In qualunque modo ed in qualunque epoca poi si eseguisca il taglio, lo si farà con ferri bene affilati, in vicinanza ai nodi, onde non lasciar una parte di legno che difficilmente o mai si ricopre, levando anzi con falcetto o con sega que’ mozziconi secchi che si riscontrassero, ed i rami tortuosi, o troppo ravvicinati, avvertendo sempre di mantenere la testa del gelso, ossia la sommità dei rami ad uno stesso livello, perchè meglio si ripartisca l’umore e la vigoria fra i diversi rami.
§ 594. Ciononostante per quanto si procuri di tagliar corto, o di tagliare ogni due anni per non innalzare di troppo il gelso, e perchè le sue diramazioni acquistino sufficiente robustezza da sostenervi chi deve cogliere la foglia, avvien spesso che, o per effetto del clima freddo, o perchè il terreno sia poco adatto, i rami riescano o deboli, o troppo alti, o che la foglia diminuisca di larghezza, non essendovi la giusta proporzione tra la lunghezza e la robustezza dei rami. Come pure il gelso deperisce o per l’età o per malattia, od anche per mancanza al nutrimento, e la quantità e l’ampiezza delle foglie cessano d’essere in relazione colla lunghezza ed estensione dei rami, mostrando che l’aumento delle radici non è più in giusto rapporto con quello dei rami, e che per conseguenza esse non trovano più un sufficiente nutrimento. Allora, quando non si possa rimediare col concime per attivare una maggior nutrizione, sarà invece necessario mettere in relazione i rami colle radici, diminuendone il numero, o la lunghezza. Se poi tratterassi di gelso deperente il taglio si farà di primavera; se il gelso sarà troppo alto e debole di rami, quantunque vegeto, lo si potrà tagliare d’estate dopo la sfrondatura. In ogni caso, oltre al diradare alcun poco le ramificazioni, si dovranno anche accorciare; non portando però mal il taglio sopra rami che superino il diametro di 0m,05 a 0m,08; acciò la ferita sia presto rimarginata. — Pei gelsi da siepe valgono le stesse norme, fuorchè si devono mantenere più raccolti ne’ loro rami.

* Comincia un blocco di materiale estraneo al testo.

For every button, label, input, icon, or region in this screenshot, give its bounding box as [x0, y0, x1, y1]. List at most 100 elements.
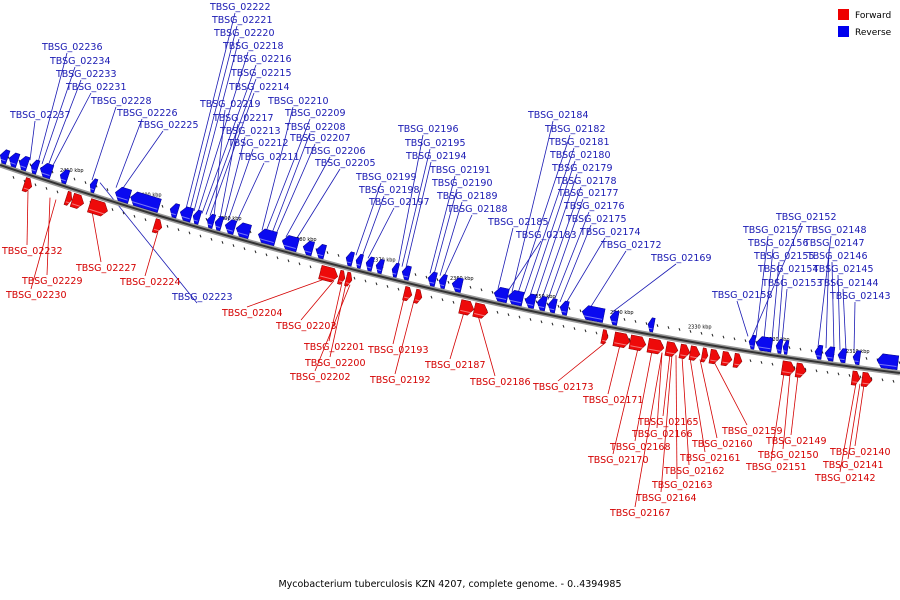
reverse-gene [876, 353, 900, 371]
leader-line [30, 199, 57, 290]
gene-label: TBSG_02209 [284, 108, 346, 119]
forward-gene [688, 345, 701, 361]
minor-tick [309, 265, 312, 269]
axis-tick-label: 2330 kbp [688, 324, 712, 330]
leader-line [790, 375, 799, 436]
reverse-gene [224, 219, 238, 235]
gene-label: TBSG_02161 [679, 453, 741, 464]
legend-forward-label: Forward [855, 11, 891, 21]
reverse-gene [814, 344, 824, 360]
leader-line [782, 373, 791, 450]
minor-tick [870, 376, 873, 380]
leader-line [755, 235, 769, 338]
minor-tick [452, 300, 455, 304]
gene-label: TBSG_02217 [212, 113, 274, 124]
reverse-gene [18, 155, 31, 172]
leader-line [47, 79, 82, 167]
gene-label: TBSG_02221 [211, 15, 273, 26]
gene-label: TBSG_02202 [289, 372, 351, 383]
leader-line [477, 315, 496, 377]
gene-label: TBSG_02146 [806, 251, 868, 262]
reverse-gene [536, 296, 548, 312]
minor-tick [760, 360, 763, 364]
minor-tick [397, 287, 400, 291]
gene-label: TBSG_02220 [213, 28, 275, 39]
minor-tick [540, 320, 543, 324]
forward-gene [720, 350, 733, 367]
reverse-gene [355, 253, 364, 269]
reverse-gene [192, 209, 203, 225]
gene-label: TBSG_02223 [171, 292, 233, 303]
minor-tick [106, 188, 109, 191]
leader-line [529, 160, 576, 296]
gene-label: TBSG_02165 [637, 417, 699, 428]
minor-tick [29, 163, 32, 167]
minor-tick [441, 298, 444, 302]
gene-label: TBSG_02177 [557, 188, 619, 199]
leader-line [831, 261, 835, 350]
gene-label: TBSG_02226 [116, 108, 178, 119]
minor-tick [535, 300, 538, 304]
forward-gene [69, 192, 85, 209]
minor-tick [584, 329, 587, 333]
gene-label: TBSG_02203 [275, 321, 337, 332]
gene-label: TBSG_02198 [358, 185, 420, 196]
forward-gene [612, 331, 631, 348]
leader-line [681, 356, 690, 466]
leader-line [837, 274, 841, 351]
leader-line [699, 359, 718, 439]
leader-line [51, 92, 92, 168]
leader-line [612, 348, 639, 455]
gene-label: TBSG_02160 [691, 439, 753, 450]
leader-line [439, 201, 463, 276]
leader-line [213, 109, 226, 217]
reverse-gene [401, 265, 412, 281]
gene-label: TBSG_02234 [49, 56, 111, 67]
leader-line [507, 240, 542, 292]
gene-label: TBSG_02193 [367, 345, 429, 356]
gene-label: TBSG_02152 [775, 212, 837, 223]
minor-tick [177, 228, 180, 232]
gene-label: TBSG_02218 [222, 41, 284, 52]
axis-tick-label: 2390 kbp [218, 216, 242, 222]
minor-tick [326, 251, 329, 254]
leader-line [842, 288, 847, 351]
gene-label: TBSG_02163 [651, 480, 713, 491]
leader-line [535, 173, 578, 298]
leader-line [771, 261, 780, 341]
gene-label: TBSG_02229 [21, 276, 83, 287]
reverse-gene [59, 169, 71, 185]
leader-line [37, 52, 68, 163]
gene-label: TBSG_02180 [549, 150, 611, 161]
leader-line [219, 123, 239, 219]
forward-gene [860, 371, 873, 388]
gene-label: TBSG_02210 [267, 96, 329, 107]
gene-label: TBSG_02219 [199, 99, 261, 110]
leader-line [781, 288, 788, 342]
minor-tick [700, 331, 703, 335]
minor-tick [188, 231, 191, 235]
gene-label: TBSG_02205 [314, 158, 376, 169]
reverse-gene [281, 235, 300, 253]
minor-tick [551, 322, 554, 326]
leader-line [429, 175, 456, 274]
leader-line [46, 197, 51, 276]
gene-label: TBSG_02232 [1, 246, 63, 257]
minor-tick [623, 317, 626, 321]
gene-label: TBSG_02162 [663, 466, 725, 477]
reverse-gene [755, 336, 774, 353]
leader-line [497, 227, 514, 289]
gene-label: TBSG_02181 [548, 137, 610, 148]
gene-label: TBSG_02188 [446, 204, 508, 215]
minor-tick [848, 374, 851, 377]
gene-label: TBSG_02199 [355, 172, 417, 183]
forward-gene [628, 334, 647, 351]
leader-line [223, 136, 246, 220]
minor-tick [205, 217, 208, 221]
minor-tick [45, 186, 48, 190]
minor-tick [232, 244, 235, 248]
minor-tick [826, 370, 829, 374]
minor-tick [34, 183, 37, 187]
minor-tick [562, 324, 565, 328]
gene-label: TBSG_02168 [609, 442, 671, 453]
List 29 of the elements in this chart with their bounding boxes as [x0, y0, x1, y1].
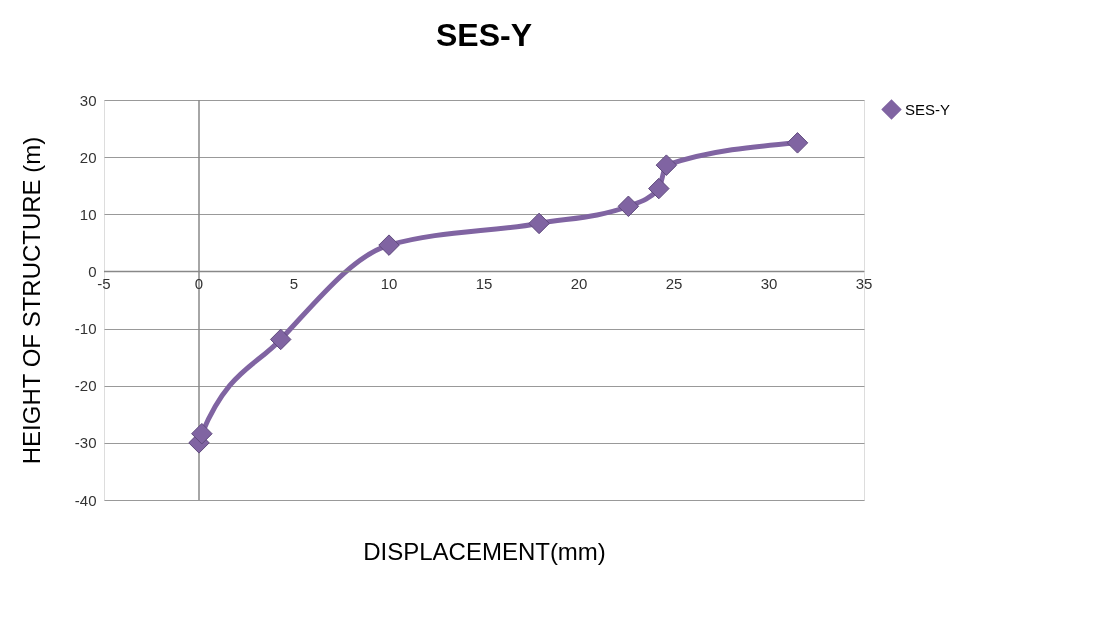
- point: [378, 234, 400, 256]
- x-tick-label: 10: [380, 275, 398, 293]
- x-tick-label: 20: [570, 275, 588, 293]
- x-tick-label: 35: [855, 275, 873, 293]
- point: [528, 212, 550, 235]
- x-tick-label: 5: [289, 275, 299, 293]
- x-tick-label: 25: [665, 275, 683, 293]
- chart-title: SES-Y: [435, 17, 533, 53]
- y-tick-label: -20: [74, 377, 97, 395]
- point: [648, 177, 670, 200]
- y-axis-title: HEIGHT OF STRUCTURE (m): [17, 136, 45, 465]
- point: [269, 328, 292, 351]
- point: [786, 132, 809, 154]
- x-tick-label: -5: [97, 275, 111, 293]
- y-tick-label: 20: [79, 148, 97, 166]
- x-tick-label: 15: [475, 275, 493, 293]
- y-tick-label: -10: [74, 320, 97, 338]
- y-tick-label: -30: [74, 434, 97, 452]
- point: [191, 422, 213, 445]
- x-tick-label: 0: [194, 275, 204, 293]
- point: [655, 154, 678, 176]
- x-tick-label: 30: [760, 275, 778, 293]
- y-tick-label: -40: [74, 491, 97, 509]
- legend-label: SES-Y: [905, 100, 951, 118]
- y-tick-label: 30: [79, 91, 97, 109]
- x-axis-title: DISPLACEMENT(mm): [363, 537, 606, 565]
- y-tick-label: 0: [88, 262, 97, 280]
- y-tick-label: 10: [79, 205, 97, 223]
- point: [617, 195, 640, 218]
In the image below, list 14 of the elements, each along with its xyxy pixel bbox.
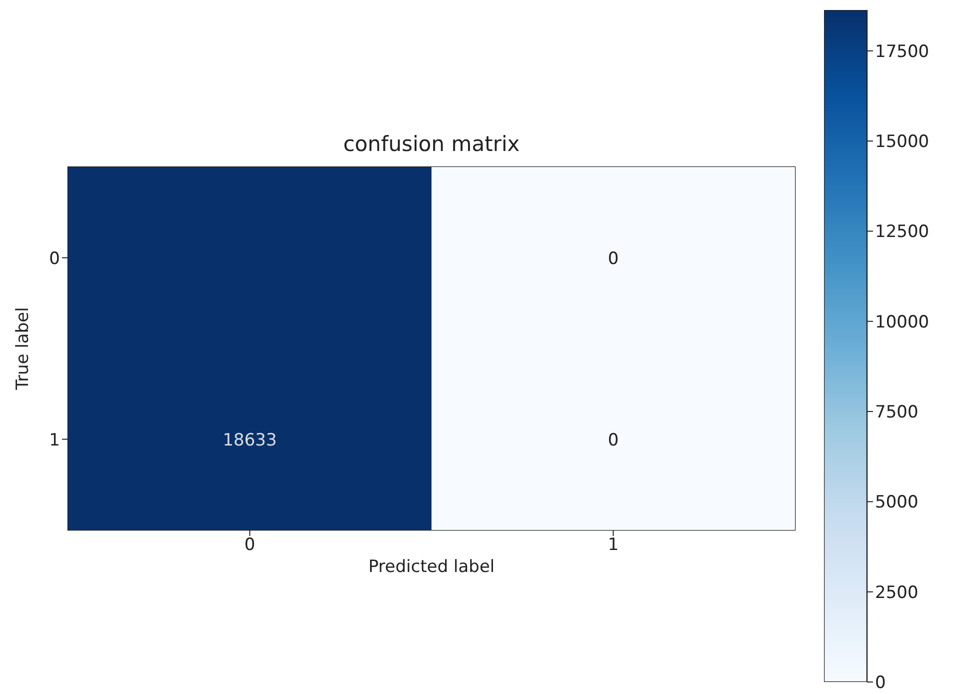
x-axis-title: Predicted label (368, 557, 495, 577)
chart-title: confusion matrix (342, 132, 521, 156)
data-label: 18633 (222, 430, 277, 450)
color-bar-label: 0 (875, 673, 886, 694)
color-bar-label: 15000 (875, 132, 930, 152)
y-axis-title: True label (13, 307, 34, 391)
data-label: 0 (608, 430, 619, 450)
color-bar-label: 12500 (875, 222, 930, 242)
color-bar-label: 10000 (875, 312, 930, 332)
color-bar-label: 2500 (875, 582, 918, 603)
color-bar-label: 5000 (875, 492, 918, 513)
color-bar-label: 17500 (875, 42, 930, 62)
data-label: 0 (608, 248, 619, 269)
color-bar-label: 7500 (875, 402, 918, 423)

§ 595. La consuetudine speciale a ciascun paese porta bensì alcune differenze nella pratica del taglio, ma il più delle volte questa consuetudine non è fondata nè sulla pratica conveniente ad un dato luogo, nè sui precetti teorici. S’introduce per esempio una pianta di clima caldo in altro che lo sia meno, e vuolsi conservare quello stesso metodo di coltura, che si vidde in pratica nel luogo originario e questo sarà certamente un errore. In seguito questo metodo in alcuni paesi si modifica, ed in altri invece si continua ciecamente a far quel che si è fatto dapprincipio. L’abitudine pel contadino è una causa od un pretesto per esonerarsi dal ragionare o dall’intender ragione; e questa devesi sradicare avanti tutto, o per lo meno subordinare ai precetti teorici fondati sul clima e sulla qualità del terreno. Una regola od un modo di coltivazione qualunque, eccellente per un dato paese, può essere pessimo per un altro che fosse in condizioni diverse. Ove poi il contadino ritragga ben poco profitto dal gelso, per condizioni pesanti poste da mal’accorto ed avaro proprietario, nel potare il gelso ei non pensa che a far legna da fuoco, od a scemar l’ombra per la coltivazione dei cereali.